I need to find the subclonality information of a cancer cell line exome data. For this purpose I am using sciClone. From previous threads I came to know that this tool can work with VAF information only (without providing the copy number information). However in the intermediate file created during the workflow, I can see it has assigned '
copy number 2' to every variant. I would like to know
- based on which information it has assigned value 2 as copy number to every variant?
- Is it a good idea to find subclonality information with the novel variants (after removing all the variants from public databases viz. dbSNP, 1KG, COSMIC) of a cell line?
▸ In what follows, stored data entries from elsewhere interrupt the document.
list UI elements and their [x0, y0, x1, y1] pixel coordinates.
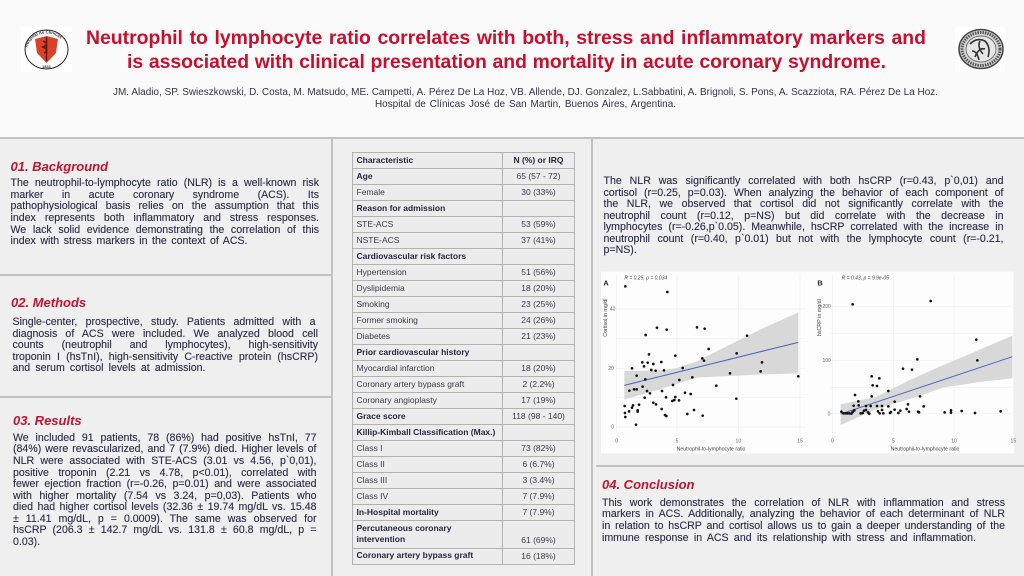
table: patient characteristics: Dyslipidemia [356, 283, 405, 293]
table: patient characteristics: 37 (41%) [521, 235, 556, 245]
table: patient characteristics: Killip-Kimball Classification (Max.) [356, 427, 495, 437]
text: methods [12, 316, 318, 374]
chart B: hsCRP vs NLR scatter [810, 272, 1016, 454]
table: patient characteristics: Class III [356, 475, 387, 485]
text: We included 91 patients, 78 (86%) had positive hsTnI, 77 [13, 432, 316, 444]
table: patient characteristics: 23 (25%) [521, 299, 556, 309]
axis labels B: 0 [831, 438, 834, 444]
icon: Hospital de Clinicas logo: Hospital de Clínicas [24, 30, 62, 48]
table: patient characteristics: 18 (20%) [521, 363, 556, 373]
table: patient characteristics: 65 (57 - 72) [517, 171, 560, 181]
table: patient characteristics: 3 (3.4%) [522, 475, 555, 485]
regression line A [624, 342, 798, 385]
text: Hospital de Clínicas José de San Martin, Buenos Aires, Argentina. [375, 99, 676, 110]
axis labels A: 5 [676, 438, 679, 444]
text: The NLR was significantly correlated with both hsCRP (r=0.43, p`0,01) and [604, 174, 1004, 186]
title [86, 26, 926, 72]
text: This work demonstrates the correlation of NLR with inflammation and stress [602, 496, 1005, 508]
table: patient characteristics: Diabetes [356, 331, 390, 341]
table: patient characteristics: 51 (56%) [521, 267, 556, 277]
text: is associated with clinical presentation and mortality in acute coronary syndrome. [127, 50, 886, 72]
text: correlation findings [604, 174, 1004, 256]
text: and serum cortisol levels at admission. [12, 362, 206, 374]
table: patient characteristics: STE-ACS [356, 219, 393, 229]
text: lymphocytes (r=-0.26,p`0.05). Meanwhile, hsCRP correlated with the increase in [604, 221, 1004, 233]
axis labels A: 15 [797, 438, 803, 444]
text: troponin I (hsTnI), high-sensitivity C-reactive protein (hsCRP) [12, 350, 318, 362]
text: hsCRP (206.3 ± 142.7 mg/dL vs. 131.8 ± 60.8 mg/dL, p = [13, 524, 316, 536]
table: patient characteristics: Myocardial infarction [356, 363, 434, 373]
table: patient characteristics: Coronary artery bypass graft [356, 550, 473, 560]
text: fewer ejection fraction (r=-0.26, p=0.01) and were associated [13, 478, 316, 490]
axis labels B: 5 [892, 438, 895, 444]
table: patient characteristics: 7 (7.9%) [522, 491, 555, 501]
axis labels A [603, 275, 803, 452]
table: patient characteristics: 73 (82%) [521, 443, 556, 453]
axis labels B: Neutrophil-to-lymphocyte ratio [891, 446, 960, 452]
text: conclusion [602, 496, 1005, 544]
text: counts (neutrophil and lymphocytes), high-sensitivity [12, 339, 318, 351]
axis labels A: 0 [615, 438, 618, 444]
table: patient characteristics: Characteristic [356, 155, 413, 165]
table: patient characteristics: Smoking [356, 299, 390, 309]
axis labels B: 10 [951, 438, 957, 444]
confidence band A [624, 312, 798, 399]
table: patient characteristics: 7 (7.9%) [522, 507, 555, 517]
text: pathophysiological basis relies on the assumption that this [10, 200, 319, 212]
table: patient characteristics: 17 (19%) [521, 395, 556, 405]
table: patient characteristics: Class II [356, 459, 385, 469]
table: patient characteristics: 24 (26%) [521, 315, 556, 325]
heading: results: 03. Results [13, 413, 82, 428]
data points B [840, 300, 1002, 415]
text: p=NS). [604, 244, 637, 256]
regression line B [841, 357, 1012, 414]
text: the NLR, we observed that cortisol did not significantly correlate with the [604, 198, 1004, 210]
table: patient characteristics: 6 (6.7%) [522, 459, 555, 469]
axis labels B [817, 275, 1016, 452]
text: neutrophil count (r=0.40, p`0.01) but not with the lymphocyte count (r=-0.21, [604, 232, 1004, 244]
table: patient characteristics: Class IV [356, 491, 388, 501]
table: patient characteristics: Cardiovascular risk factors [356, 251, 466, 261]
text: immune response in ACS and its relationship with stress and inflammation. [602, 532, 976, 544]
text: marker in acute coronary syndrome (ACS). Its [10, 188, 319, 200]
axis labels A: Neutrophil-to-lymphocyte ratio [677, 446, 746, 452]
table: patient characteristics: 118 (98 - 140) [512, 411, 565, 421]
header band [0, 0, 1024, 138]
text: ± 11.41 mg/dL, p = 0.0009). The same was observed for [13, 512, 316, 524]
text: index with stress markers in the context of ACS. [10, 235, 248, 247]
table: patient characteristics: 2 (2.2%) [522, 379, 555, 389]
text: background [10, 177, 320, 247]
data points A [623, 285, 800, 426]
text: Single-center, prospective, study. Patients admitted with a [12, 316, 316, 328]
text: We lack solid evidence demonstrating the correlation of this [10, 224, 319, 236]
axis labels B: R = 0.43, p = 9.9e-05 [842, 275, 889, 281]
table: patient characteristics: Female [356, 187, 385, 197]
text: died had higher cortisol levels (32.36 ± 19.74 mg/dL vs. 15.48 [13, 501, 316, 513]
axis labels B: 200 [822, 304, 831, 310]
table: patient characteristics: 21 (23%) [521, 331, 556, 341]
text: diagnosis of ACS were included. We analyzed blood cell [12, 328, 318, 340]
heading: methods: 02. Methods [11, 295, 86, 310]
text: index represents both inflammatory and stress responses. [10, 212, 319, 224]
chart A: cortisol vs NLR scatter [601, 272, 810, 454]
text: positive troponin (2.21 vs 4.78, p<0.01), correlated with [13, 466, 316, 478]
table: patient characteristics: Reason for admission [356, 203, 445, 213]
table: patient characteristics: Coronary angioplasty [356, 395, 437, 405]
table: patient characteristics: In-Hospital mortality [356, 507, 439, 517]
table: patient characteristics: 61 (69%) [521, 534, 556, 544]
axis labels B: B [817, 278, 823, 287]
text: (84%) were revascularized, and 7 (7.9%) died. Higher levels of [13, 443, 316, 455]
text: NLR were associated with STE-ACS (3.01 vs 4.56, p`0,01), [13, 455, 316, 467]
confidence band B [841, 336, 1012, 425]
table: patient characteristics: N (%) or IRQ [513, 155, 564, 165]
table: patient characteristics: Grace score [356, 411, 406, 421]
axis labels A: A [603, 278, 609, 287]
axis labels B: hsCRP in mg/dl [817, 299, 823, 336]
axis labels A: 0 [611, 425, 614, 431]
table: patient characteristics: 16 (18%) [521, 550, 556, 560]
axis labels A: 20 [608, 366, 614, 372]
heading: conclusion: 04. Conclusion [602, 477, 694, 492]
axis labels B: 100 [822, 358, 831, 364]
text: neutrophil count (r=0.12, p=NS) but did correlate with the decrease in [604, 210, 1004, 222]
axis labels B: 15 [1011, 438, 1016, 444]
axis labels A: 10 [736, 438, 741, 444]
text: with higher mortality (7.54 vs 3.24, p=0,03). Patients who [13, 490, 316, 502]
text: results [12, 432, 317, 548]
text: Neutrophil to lymphocyte ratio correlates with both, stress and inflammatory markers and [86, 26, 926, 48]
table: patient characteristics: 30 (33%) [521, 187, 556, 197]
table: patient characteristics: Coronary artery bypass graft [356, 379, 464, 389]
text: markers in ACS. Additionally, analyzing the behavior of each determinant of NLR [602, 508, 1005, 520]
icon: university seal [958, 28, 1004, 70]
table: patient characteristics: Prior cardiovascular history [356, 347, 469, 357]
text: cortisol (r=0.25, p=0.03). When analyzing the behavior of each component of [604, 186, 1004, 198]
text: JM. Aladio, SP. Swieszkowski, D. Costa, M. Matsudo, ME. Campetti, A. Pérez De La Hoz, VB. Allende, DJ. Gonzalez, L.Sabbatini, A. Brignoli, S. Pons, A. Scazziota, RA. Pérez De La Hoz. [113, 87, 938, 98]
table: patient characteristics: 18 (20%) [521, 283, 556, 293]
table: patient characteristics: Former smoking [356, 315, 418, 325]
table: patient characteristics: Age [356, 171, 373, 181]
axis labels A: Cortisol in mg/dl [603, 299, 609, 337]
table: patient characteristics: NSTE-ACS [356, 235, 399, 245]
table: patient characteristics: Percutaneous coronary intervention [356, 523, 451, 544]
axis labels B: 0 [828, 411, 831, 417]
text: The neutrophil-to-lymphocyte ratio (NLR) is a well-known risk [10, 177, 319, 189]
axis labels A: R = 0.25, p = 0.034 [624, 275, 667, 281]
heading: background: 01. Background [10, 159, 108, 174]
table: patient characteristics: Hypertension [356, 267, 407, 277]
icon: Hospital de Clinicas logo [24, 30, 68, 70]
text: in relation to hsCRP and cortisol allows us to gain a deeper understanding of the [602, 520, 1005, 532]
icon: Hospital de Clinicas logo: 1881 [42, 64, 52, 69]
axis labels A: 40 [610, 307, 616, 313]
table: patient characteristics: 53 (59%) [521, 219, 556, 229]
text: 0.03). [13, 536, 40, 548]
table: patient characteristics: Class I [356, 443, 382, 453]
table: patient characteristics [352, 152, 575, 564]
authors and affiliation [113, 87, 938, 110]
Thanks Chris. I do not have the matched normal for cell line (big obstacle). I've taken all the precautions which we need to take when we don't have matched normal, suggested by the forum and other resources. So I've removed common variants from above mentioned databases. However sciclone results are correlating with the experimental results from the lab (This time I'll provide CN info and confirm). I'm stuck with what you said 'which variants are somatic and which are rare germline events'. Is there any way to resolve this problem?
Nope. If you've filtered for population variants and such, then you've done about all you can do.
This a rare case when a very impure tumor might actually help. With sufficient depth of sequencing, you might be able to distinguish the peak of germline variants at 50% from the somatic variants at much lower frequencies. It's going to be hit or miss on whether that will work, though.